Earlier in the month, Trump attempted to say that the debate was "rigged" since he believed the moderator, NBC News' Lester Holt, was a Democrat. Holt is a registered Republican, so any claim to bias sort of went out the window. In the same vein, though, the Clinton campaign was circulating the idea that Trump would be declared a winner even if he just managed to remain calmer than he had been in the GOP primary debates.
Neither candidate had any bathroom emergencies or extreme outbursts, and they each took the questions from Holt on the chin throughout the night. Here's how they fared, split screen and all.

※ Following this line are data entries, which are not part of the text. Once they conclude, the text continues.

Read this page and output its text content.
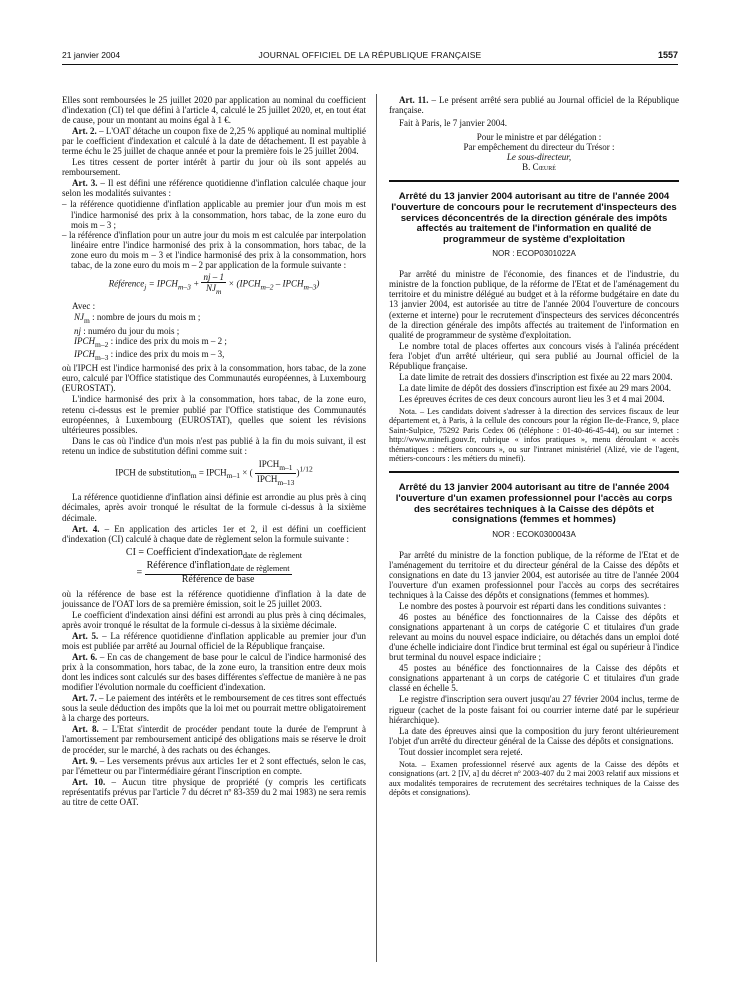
21 janvier 2004	JOURNAL OFFICIEL DE LA RÉPUBLIQUE FRANÇAISE	1557

Elles sont remboursées le 25 juillet 2020 par application au nominal du coefficient d'indexation (CI) tel que défini à l'article 4, calculé le 25 juillet 2020, et, en tout état de cause, pour un montant au moins égal à 1 €.

Art. 2. – L'OAT détache un coupon fixe de 2,25 % appliqué au nominal multiplié par le coefficient d'indexation et calculé à la date de détachement. Il est payable à terme échu le 25 juillet de chaque année et pour la première fois le 25 juillet 2004.

Les titres cessent de porter intérêt à partir du jour où ils sont appelés au remboursement.

Art. 3. – Il est défini une référence quotidienne d'inflation calculée chaque jour selon les modalités suivantes :

– la référence quotidienne d'inflation applicable au premier jour d'un mois m est l'indice harmonisé des prix à la consommation, hors tabac, de la zone euro du mois m – 3 ;
– la référence d'inflation pour un autre jour du mois m est calculée par interpolation linéaire entre l'indice harmonisé des prix à la consommation, hors tabac, de la zone euro du mois m – 3 et l'indice harmonisé des prix à la consommation, hors tabac, de la zone euro du mois m – 2 par application de la formule suivante :
Référence$_j$ = $IPCH_{m-3} + \frac{nj - 1}{NJ_m}$ × ($IPCH_{m-2}$ – $IPCH_{m-3}$)

Avec :

$NJ_m$ : nombre de jours du mois m ;
nj : numéro du jour du mois ;
$IPCH_{m-2}$ : indice des prix du mois m – 2 ;
$IPCH_{m-3}$ : indice des prix du mois m – 3,

où l'IPCH est l'indice harmonisé des prix à la consommation, hors tabac, de la zone euro, calculé par l'Office statistique des Communautés européennes, à Luxembourg (EUROSTAT).

L'indice harmonisé des prix à la consommation, hors tabac, de la zone euro, retenu ci-dessus est le premier publié par l'Office statistique des Communautés européennes, à Luxembourg (EUROSTAT), quelles que soient les révisions ultérieures possibles.

Dans le cas où l'indice d'un mois n'est pas publié à la fin du mois suivant, il est retenu un indice de substitution défini comme suit :

IPCH de substitution$_m$ = $IPCH_{m-1}$ × ( $\frac{IPCH_{m-1}}{IPCH_{m-13}} )^{1/12}$

La référence quotidienne d'inflation ainsi définie est arrondie au plus près à cinq décimales, après avoir tronqué le résultat de la formule ci-dessus à la sixième décimale.

Art. 4. – En application des articles 1er et 2, il est défini un coefficient d'indexation (CI) calculé à chaque date de règlement selon la formule suivante :

CI = Coefficient d'indexation$_{date de règlement}$
= $\frac{Référence d'inflation_{date de règlement}}{\text{Référence de base}}$

où la référence de base est la référence quotidienne d'inflation à la date de jouissance de l'OAT lors de sa première émission, soit le 25 juillet 2003.

Le coefficient d'indexation ainsi défini est arrondi au plus près à cinq décimales, après avoir tronqué le résultat de la formule ci-dessus à la sixième décimale.

Art. 5. – La référence quotidienne d'inflation applicable au premier jour d'un mois est publiée par arrêté au Journal officiel de la République française.

Art. 6. – En cas de changement de base pour le calcul de l'indice harmonisé des prix à la consommation, hors tabac, de la zone euro, la transition entre deux mois dont les indices sont calculés sur des bases différentes s'effectue de manière à ne pas modifier l'évolution normale du coefficient d'indexation.

Art. 7. – Le paiement des intérêts et le remboursement de ces titres sont effectués sous la seule déduction des impôts que la loi met ou pourrait mettre obligatoirement à la charge des porteurs.

Art. 8. – L'Etat s'interdit de procéder pendant toute la durée de l'emprunt à l'amortissement par remboursement anticipé des obligations mais se réserve le droit de procéder, sur le marché, à des rachats ou des échanges.

Art. 9. – Les versements prévus aux articles 1er et 2 sont effectués, selon le cas, par l'émetteur ou par l'intermédiaire gérant l'inscription en compte.

Art. 10. – Aucun titre physique de propriété (y compris les certificats représentatifs prévus par l'article 7 du décret nº 83-359 du 2 mai 1983) ne sera remis au titre de cette OAT.

Art. 11. – Le présent arrêté sera publié au Journal officiel de la République française.

Fait à Paris, le 7 janvier 2004.

Pour le ministre et par délégation :

Par empêchement du directeur du Trésor :

Le sous-directeur,

B. Cœuré

Arrêté du 13 janvier 2004 autorisant au titre de l'année 2004 l'ouverture de concours pour le recrutement d'inspecteurs des services déconcentrés de la direction générale des impôts affectés au traitement de l'information en qualité de programmeur de système d'exploitation
NOR : ECOP0301022A

Par arrêté du ministre de l'économie, des finances et de l'industrie, du ministre de la fonction publique, de la réforme de l'Etat et de l'aménagement du territoire et du ministre délégué au budget et à la réforme budgétaire en date du 13 janvier 2004, est autorisée au titre de l'année 2004 l'ouverture de concours (externe et interne) pour le recrutement d'inspecteurs des services déconcentrés de la direction générale des impôts affectés au traitement de l'information en qualité de programmeur de système d'exploitation.

Le nombre total de places offertes aux concours visés à l'alinéa précédent fera l'objet d'un arrêté ultérieur, qui sera publié au Journal officiel de la République française.

La date limite de retrait des dossiers d'inscription est fixée au 22 mars 2004.

La date limite de dépôt des dossiers d'inscription est fixée au 29 mars 2004.

Les épreuves écrites de ces deux concours auront lieu les 3 et 4 mai 2004.

Nota. – Les candidats doivent s'adresser à la direction des services fiscaux de leur département et, à Paris, à la cellule des concours pour la région Ile-de-France, 9, place Saint-Sulpice, 75292 Paris Cedex 06 (téléphone : 01-40-46-45-44), ou sur internet : http://www.minefi.gouv.fr, rubrique « infos pratiques », menu déroulant « accès thématiques : métiers concours », ou sur l'intranet ministériel (Alizé, vie de l'agent, métiers-concours : les métiers du minefi).

Arrêté du 13 janvier 2004 autorisant au titre de l'année 2004 l'ouverture d'un examen professionnel pour l'accès au corps des secrétaires techniques à la Caisse des dépôts et consignations (femmes et hommes)
NOR : ECOK0300043A

Par arrêté du ministre de la fonction publique, de la réforme de l'Etat et de l'aménagement du territoire et du directeur général de la Caisse des dépôts et consignations en date du 13 janvier 2004, est autorisée au titre de l'année 2004 l'ouverture d'un examen professionnel pour l'accès au corps des secrétaires techniques à la Caisse des dépôts et consignations (femmes et hommes).

Le nombre des postes à pourvoir est réparti dans les conditions suivantes :

46 postes au bénéfice des fonctionnaires de la Caisse des dépôts et consignations appartenant à un corps de catégorie C et titulaires d'un grade relevant au moins du nouvel espace indiciaire, ou détachés dans un emploi doté d'une échelle indiciaire dont l'indice brut terminal est égal ou supérieur à l'indice brut terminal du nouvel espace indiciaire ;

45 postes au bénéfice des fonctionnaires de la Caisse des dépôts et consignations appartenant à un corps de catégorie C et titulaires d'un grade classé en échelle 5.

Le registre d'inscription sera ouvert jusqu'au 27 février 2004 inclus, terme de rigueur (cachet de la poste faisant foi ou courrier interne daté par le supérieur hiérarchique).

La date des épreuves ainsi que la composition du jury feront ultérieurement l'objet d'un arrêté du directeur général de la Caisse des dépôts et consignations.

Tout dossier incomplet sera rejeté.

Nota. – Examen professionnel réservé aux agents de la Caisse des dépôts et consignations (art. 2 [IV, a] du décret nº 2003-407 du 2 mai 2003 relatif aux missions et aux modalités temporaires de recrutement des secrétaires techniques de la Caisse des dépôts et consignations).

Clinton began the debate with a question about American prosperity and was able to hold her own when it came to policy discussions throughout the evening.Over all, she was pretty confident and took Trump's interruption's in stride. Her high moment of the night was when she called Trump's economic plan, "Trumped-up trickle down" economics or when she said, "Well, I know, Donald, you live in your own reality." Overall, Clinton maintained a strong pace, remained calm and straight-faced even when Trump attacked or brought up her email scandals. She stuck to the issues and tried to play it professional, even when it would have been easy to be baited.
Not only did she seamlessly skirt Trump's senseless attacks, she stuck to policy, and at one point in a foreign policy discussion, looked straight into the camera and pledged to America's allies that all treaties would be respected. In that moment, the former Secretary of State won the debate in terms of what it means to be "presidential."

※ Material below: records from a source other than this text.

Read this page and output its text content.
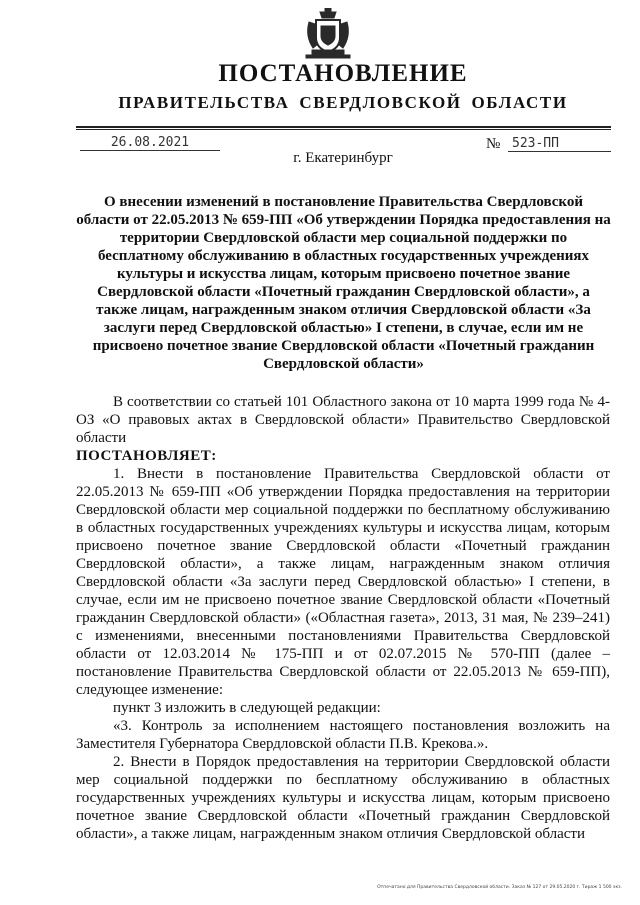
ПОСТАНОВЛЕНИЕ
ПРАВИТЕЛЬСТВА СВЕРДЛОВСКОЙ ОБЛАСТИ
26.08.2021	№ 523-ПП
г. Екатеринбург
О внесении изменений в постановление Правительства Свердловской области от 22.05.2013 № 659-ПП «Об утверждении Порядка предоставления на территории Свердловской области мер социальной поддержки по бесплатному обслуживанию в областных государственных учреждениях культуры и искусства лицам, которым присвоено почетное звание Свердловской области «Почетный гражданин Свердловской области», а также лицам, награжденным знаком отличия Свердловской области «За заслуги перед Свердловской областью» I степени, в случае, если им не присвоено почетное звание Свердловской области «Почетный гражданин Свердловской области»

В соответствии со статьей 101 Областного закона от 10 марта 1999 года № 4-ОЗ «О правовых актах в Свердловской области» Правительство Свердловской области

ПОСТАНОВЛЯЕТ:

1. Внести в постановление Правительства Свердловской области от 22.05.2013 № 659-ПП «Об утверждении Порядка предоставления на территории Свердловской области мер социальной поддержки по бесплатному обслуживанию в областных государственных учреждениях культуры и искусства лицам, которым присвоено почетное звание Свердловской области «Почетный гражданин Свердловской области», а также лицам, награжденным знаком отличия Свердловской области «За заслуги перед Свердловской областью» I степени, в случае, если им не присвоено почетное звание Свердловской области «Почетный гражданин Свердловской области» («Областная газета», 2013, 31 мая, № 239–241) с изменениями, внесенными постановлениями Правительства Свердловской области от 12.03.2014 № 175-ПП и от 02.07.2015 № 570-ПП (далее – постановление Правительства Свердловской области от 22.05.2013 № 659-ПП), следующее изменение:

пункт 3 изложить в следующей редакции:

«3. Контроль за исполнением настоящего постановления возложить на Заместителя Губернатора Свердловской области П.В. Крекова.».

2. Внести в Порядок предоставления на территории Свердловской области мер социальной поддержки по бесплатному обслуживанию в областных государственных учреждениях культуры и искусства лицам, которым присвоено почетное звание Свердловской области «Почетный гражданин Свердловской области», а также лицам, награжденным знаком отличия Свердловской области

Отпечатано для Правительства Свердловской области. Заказ № 127 от 29.05.2020 г. Тираж 1 500 экз.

Trump started the evening off fairly calm, which was a new look for the candidate who spent much of the primary season knocking his opponents out one by one with insults and nicknames. But then he lost it. Trump tried to stay on message, but interrupted Clinton while she spoke from the very start and and couldn't stop sniffling for most of the first half, which was distracting. Trump's interjections and attempts to personally attack Clinton went on for most of the debate and didn't serve him well if he was going for the "calm, presidential" look. But maybe that's what Trump supporters like.
While everyone will always root for their favorite candidate, it was pretty clear that it was Hillary Clinton who came out as the clear winner. Not only did she seamlessly skirt Trump's senseless attacks, she stuck to policy, and at one point in a foreign policy discussion, looked straight into the camera and pledged to America's allies that all treaties would be respected. In that moment, the former Secretary of State won the debate in terms of what it means to be "presidential."
Clinton did more than just keep her cool. She totally nailed looking like a responsible adult worthy of leading a country while Trump seemed flustered and defensive. Every time Trump started to go off base in a way that made Holt try to bring him back in and stick to the subject, there was a glimmer in Clinton's eye.
Overall, the debate went largely as expected. Each candidate came ready with their zingers, policy points, and luckily, no one went home with any physical injury. It's never easy to declare a winner of these debates, but it's safe to say the candidates will know how to make the debates great again come October, when they face off for a second time in Missouri. Let's hope neither one of them gets lazy.